İnsanın Kur’an ile imtihanı
Bismillahirrahmanirrahim;âlemlerin Rabbi, Rahman ve Rahim olan Allah (c.c)’a hamd ederim. Salât ve selâm, Peygamberimize âline ve sahabelerine olsun.İnsan; kâinatı yoktan var eden ve bu kâinatta onu da üstün varlık olarak yaratan...
Bismillahirrahmanirrahim;
âlemlerin Rabbi, Rahman ve Rahim olan Allah (c.c)’a hamd ederim. Salât ve selâm, Peygamberimize âline ve sahabelerine olsun.

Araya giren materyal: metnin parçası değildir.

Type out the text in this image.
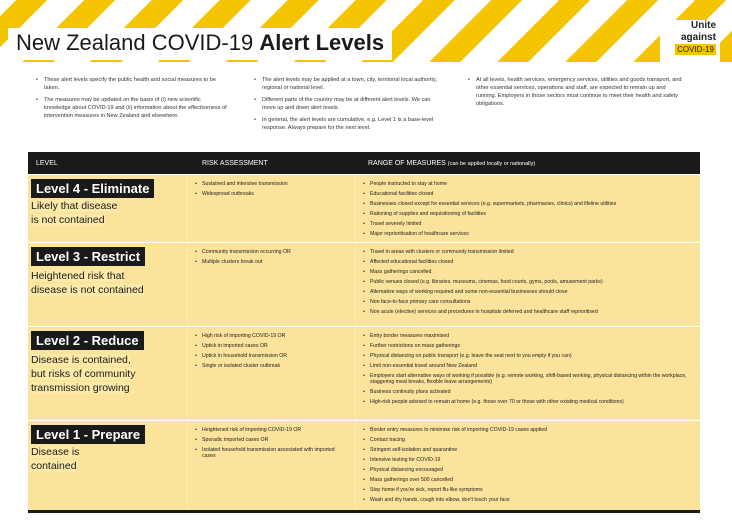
New Zealand COVID-19 Alert Levels
Unite
against
COVID-19
• These alert levels specify the public health and social measures to be taken.
• The measures may be updated on the basis of (i) new scientific knowledge about COVID-19 and (ii) information about the effectiveness of intervention measures in New Zealand and elsewhere.
• The alert levels may be applied at a town, city, territorial local authority, regional or national level.
• Different parts of the country may be at different alert levels. We can move up and down alert levels.
• In general, the alert levels are cumulative, e.g. Level 1 is a base-level response. Always prepare for the next level.
• At all levels, health services, emergency services, utilities and goods transport, and other essential services, operations and staff, are expected to remain up and running. Employers in those sectors must continue to meet their health and safety obligations.
LEVEL	RISK ASSESSMENT	RANGE OF MEASURES (can be applied locally or nationally)
Level 4 - Eliminate
Likely that disease
is not contained
• Sustained and intensive transmission
• Widespread outbreaks
• People instructed to stay at home
• Educational facilities closed
• Businesses closed except for essential services (e.g. supermarkets, pharmacies, clinics) and lifeline utilities
• Rationing of supplies and requisitioning of facilities
• Travel severely limited
• Major reprioritisation of healthcare services
Level 3 - Restrict
Heightened risk that
disease is not contained
• Community transmission occurring OR
• Multiple clusters break out
• Travel in areas with clusters or community transmission limited
• Affected educational facilities closed
• Mass gatherings cancelled
• Public venues closed (e.g. libraries, museums, cinemas, food courts, gyms, pools, amusement parks)
• Alternative ways of working required and some non-essential businesses should close
• Non face-to-face primary care consultations
• Non acute (elective) services and procedures in hospitals deferred and healthcare staff reprioritised
Level 2 - Reduce
Disease is contained,
but risks of community
transmission growing
• High risk of importing COVID-19 OR
• Uptick in imported cases OR
• Uptick in household transmission OR
• Single or isolated cluster outbreak
• Entry border measures maximised
• Further restrictions on mass gatherings
• Physical distancing on public transport (e.g. leave the seat next to you empty if you can)
• Limit non-essential travel around New Zealand
• Employers start alternative ways of working if possible (e.g. remote working, shift-based working, physical distancing within the workplace, staggering meal breaks, flexible leave arrangements)
• Business continuity plans activated
• High-risk people advised to remain at home (e.g. those over 70 or those with other existing medical conditions)
Level 1 - Prepare
Disease is
contained
• Heightened risk of importing COVID-19 OR
• Sporadic imported cases OR
• Isolated household transmission associated with imported cases
• Border entry measures to minimise risk of importing COVID-19 cases applied
• Contact tracing
• Stringent self-isolation and quarantine
• Intensive testing for COVID-19
• Physical distancing encouraged
• Mass gatherings over 500 cancelled
• Stay home if you're sick, report flu-like symptoms
• Wash and dry hands, cough into elbow, don't touch your face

İnsan; kâinatı yoktan var eden ve bu kâinatta onu da üstün varlık olarak yaratan Allah’a inanmak, güvenmek, muhatap kıldığı emir ve yasaklarına uymak, din ve düzen olarak razı olduğu İslam’da karar kılmak zorundadır. Çünkü tabi tutulduğu dünya imtihanını kazanmanın İslam’dan başka bir yolu yoktur. İman, tek ilah olarak Allah’a inanmak ile birlikte meleklere, kitaplara, peygamberlere, ahiret gününe, kaza ve kadere, hayrın ve şerrin Allah’tan olduğuna bir bütün olarak inanmaktır. İnsan bunlardan birini inkâr etse, şimdilik, birine ikisine, üçüne inandım, diğerlerine sonra inanırım dese bu iman olmaz. Bu altı şeye inanmak bir sistem, disiplin ve nizamdır. Meleklere, kitaplara, peygamberlere iman etmek imanın genel sistemi içinde başka bir sistem ve disiplindir. Melekler Allah ile peygamberler arasında vahiy akışını sağlayan elçilerdir. Getirilen vahiy peygamberlere indirilen hak kitaplardır. İndirilen bu kitapları insanlara tebliğ edenler ise peygamberlerdir. Bunlardan birini inkâr etmek diğerini de inkâr etmektir. İmanın göstergesi sadece tasdik ve ikrar değil, aynı zamanda tutum ve davranışların bu inanca uygun olmasıdır. İnançla uygulama arasında bir tezat ve muhalefet oluşursa o zaman insan ya müşrik veya münafık ya da facir ve fasık olur. Kâfir, iman esaslarını tamamen veya kısmen inkâr edenlerdir. Mümin ise inanılması gereken esaslara bir bütün olarak inanan ve bu inancın helal ve haramlarına uyan ve bu istikamette yaşamaya çalışan kimsedir. Yaratan ve yaşatan Allah’ın insandan talebi iman etmiş bir mümin ve Müslüman olmasıdır. Allah Teâlâ kullarının kâfir, müşrik, münafık, facir ve fasık olmasını istemez.